History


Since 2007, Landscape Architecture faculty and students from Clemson University have been working with Architecture faculty and students from Ain Shams University in parallel collaborative cross-cultural design studios focusing on community engagement and design for some of the most important heritage sites in the world. This academic partnership, celebrated by an MOU between the two universities, has yielded multiple international, regional and state collaborative community engagement projects. The design studios have achieved the highest level of recognition, review and awards and have been recognized in national and international forums during the last decade, including the Aga Khan Program at MIT, National Geographic Society, Cornerstone Sonoma, and by the Governor of Luxor, the Prime Minister of Egypt, the American Society of Landscape Architects (Tri-State Award), the American Society of Landscape Architects - South Carolina, the Council of Educators in Landscape Architecture (CELA) national & international awards, and Ain Shams University Awards of Excellence. 

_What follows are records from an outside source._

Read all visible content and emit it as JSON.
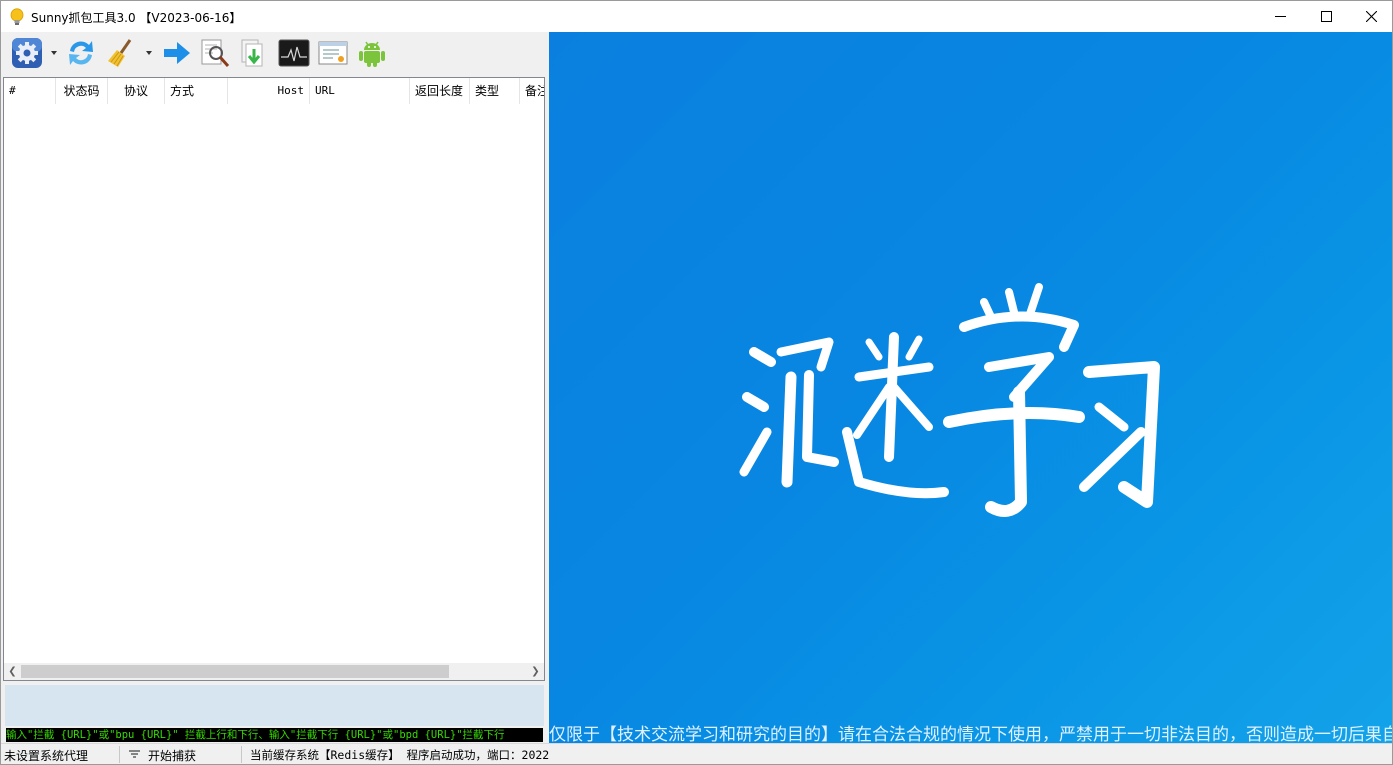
{
  "window": {
    "title": "Sunny抓包工具3.0 【V2023-06-16】",
    "controls": {
      "minimize": "minimize-icon",
      "maximize": "maximize-icon",
      "close": "close-icon"
    }
  },
  "toolbar": {
    "items": [
      {
        "name": "settings",
        "icon": "gear-icon",
        "has_dropdown": true
      },
      {
        "name": "refresh",
        "icon": "refresh-icon"
      },
      {
        "name": "clear",
        "icon": "broom-icon",
        "has_dropdown": true
      },
      {
        "name": "forward",
        "icon": "arrow-right-icon"
      },
      {
        "name": "search",
        "icon": "magnifier-icon"
      },
      {
        "name": "download",
        "icon": "download-icon"
      },
      {
        "name": "monitor",
        "icon": "monitor-icon"
      },
      {
        "name": "certificate",
        "icon": "certificate-icon"
      },
      {
        "name": "android",
        "icon": "android-icon"
      }
    ]
  },
  "table": {
    "columns": [
      "#",
      "状态码",
      "协议",
      "方式",
      "Host",
      "URL",
      "返回长度",
      "类型",
      "备注"
    ],
    "rows": []
  },
  "command_bar": {
    "text": "输入\"拦截 {URL}\"或\"bpu {URL}\" 拦截上行和下行、输入\"拦截下行 {URL}\"或\"bpd {URL}\"拦截下行"
  },
  "splash": {
    "calligraphy": "沉迷学习",
    "disclaimer": "仅限于【技术交流学习和研究的目的】请在合法合规的情况下使用，严禁用于一切非法目的，否则造成一切后果自负!"
  },
  "statusbar": {
    "proxy": "未设置系统代理",
    "capture": "开始捕获",
    "info": "当前缓存系统【Redis缓存】 程序启动成功，端口：2022"
  },
  "colors": {
    "splash_blue": "#0887e2",
    "cmd_text": "#36d900",
    "filter_panel": "#d6e5f0"
  }
}
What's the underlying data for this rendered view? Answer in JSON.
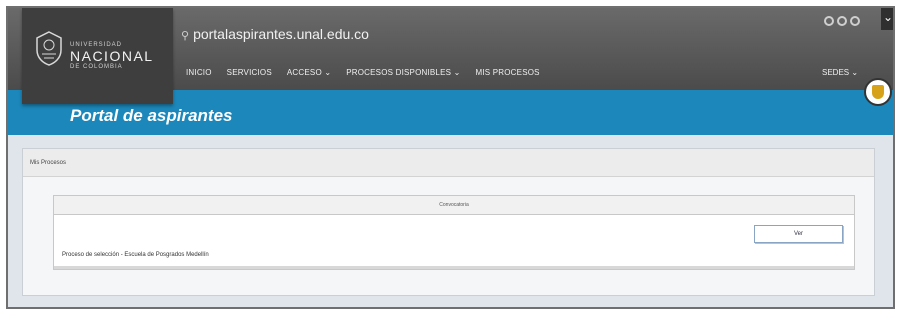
{
  "header": {
    "university_small": "UNIVERSIDAD",
    "university_big": "NACIONAL",
    "university_sub": "DE COLOMBIA",
    "site_url": "portalaspirantes.unal.edu.co",
    "nav": [
      "INICIO",
      "SERVICIOS",
      "ACCESO",
      "PROCESOS DISPONIBLES",
      "MIS PROCESOS"
    ],
    "sedes": "SEDES"
  },
  "page": {
    "title": "Portal de aspirantes",
    "card_title": "Mis Procesos",
    "panel_header": "Convocatoria",
    "row_label": "Proceso de selección - Escuela de Posgrados Medellín",
    "view_button": "Ver"
  }
}
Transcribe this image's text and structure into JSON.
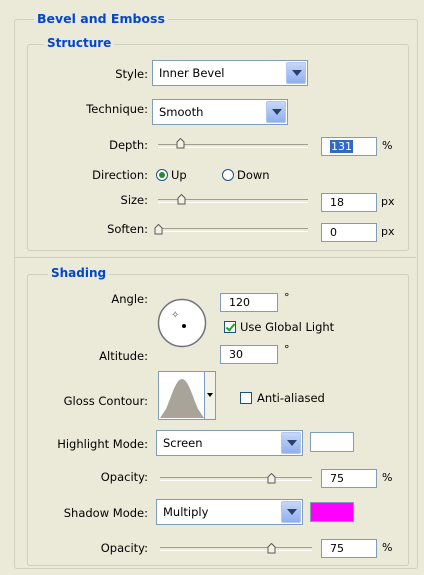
{
  "bevel": {
    "title": "Bevel and Emboss",
    "structure": {
      "title": "Structure",
      "style": {
        "label": "Style:",
        "value": "Inner Bevel"
      },
      "technique": {
        "label": "Technique:",
        "value": "Smooth"
      },
      "depth": {
        "label": "Depth:",
        "value": "131",
        "unit": "%",
        "slider_fraction": 0.2
      },
      "direction": {
        "label": "Direction:",
        "up": "Up",
        "down": "Down",
        "selected": "Up"
      },
      "size": {
        "label": "Size:",
        "value": "18",
        "unit": "px",
        "slider_fraction": 0.1
      },
      "soften": {
        "label": "Soften:",
        "value": "0",
        "unit": "px",
        "slider_fraction": 0.0
      }
    },
    "shading": {
      "title": "Shading",
      "angle": {
        "label": "Angle:",
        "value": "120",
        "unit": "°"
      },
      "use_global_light": {
        "label": "Use Global Light",
        "checked": true
      },
      "altitude": {
        "label": "Altitude:",
        "value": "30",
        "unit": "°"
      },
      "gloss_contour": {
        "label": "Gloss Contour:"
      },
      "anti_aliased": {
        "label": "Anti-aliased",
        "checked": false
      },
      "highlight_mode": {
        "label": "Highlight Mode:",
        "value": "Screen",
        "color": "#ffffff"
      },
      "highlight_opacity": {
        "label": "Opacity:",
        "value": "75",
        "unit": "%",
        "slider_fraction": 0.75
      },
      "shadow_mode": {
        "label": "Shadow Mode:",
        "value": "Multiply",
        "color": "#ff00ff"
      },
      "shadow_opacity": {
        "label": "Opacity:",
        "value": "75",
        "unit": "%",
        "slider_fraction": 0.75
      }
    }
  }
}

In 2016, the department of Landscape Architecture in Huazhong Agricultural University (HAU) became the third partner by joining the International Collaborative Design Studio. Three partner universities worked on community development design of the Sixin District in Wuhan China in 2017.  In March 2018, the three Universities’ studio was invited by the Governor of the Red Sea in Egypt to address community economic and tourism development goals for the city of Hurghada. Meetings in Cairo were attended by Professor GAO Chi (Vice-President of HAU), and Professor Ezzat (President of ASU).
Each year, the project is sponsored by different entities where two workshops are organized each year in the hosting countries. In these workshops, the students go on site visits to the studied area, start forming groups to work together on the status-quo analysis and on the proposals’ development. The workshops usually host a large number of academic professors, governmental representatives as well as external experts in the field.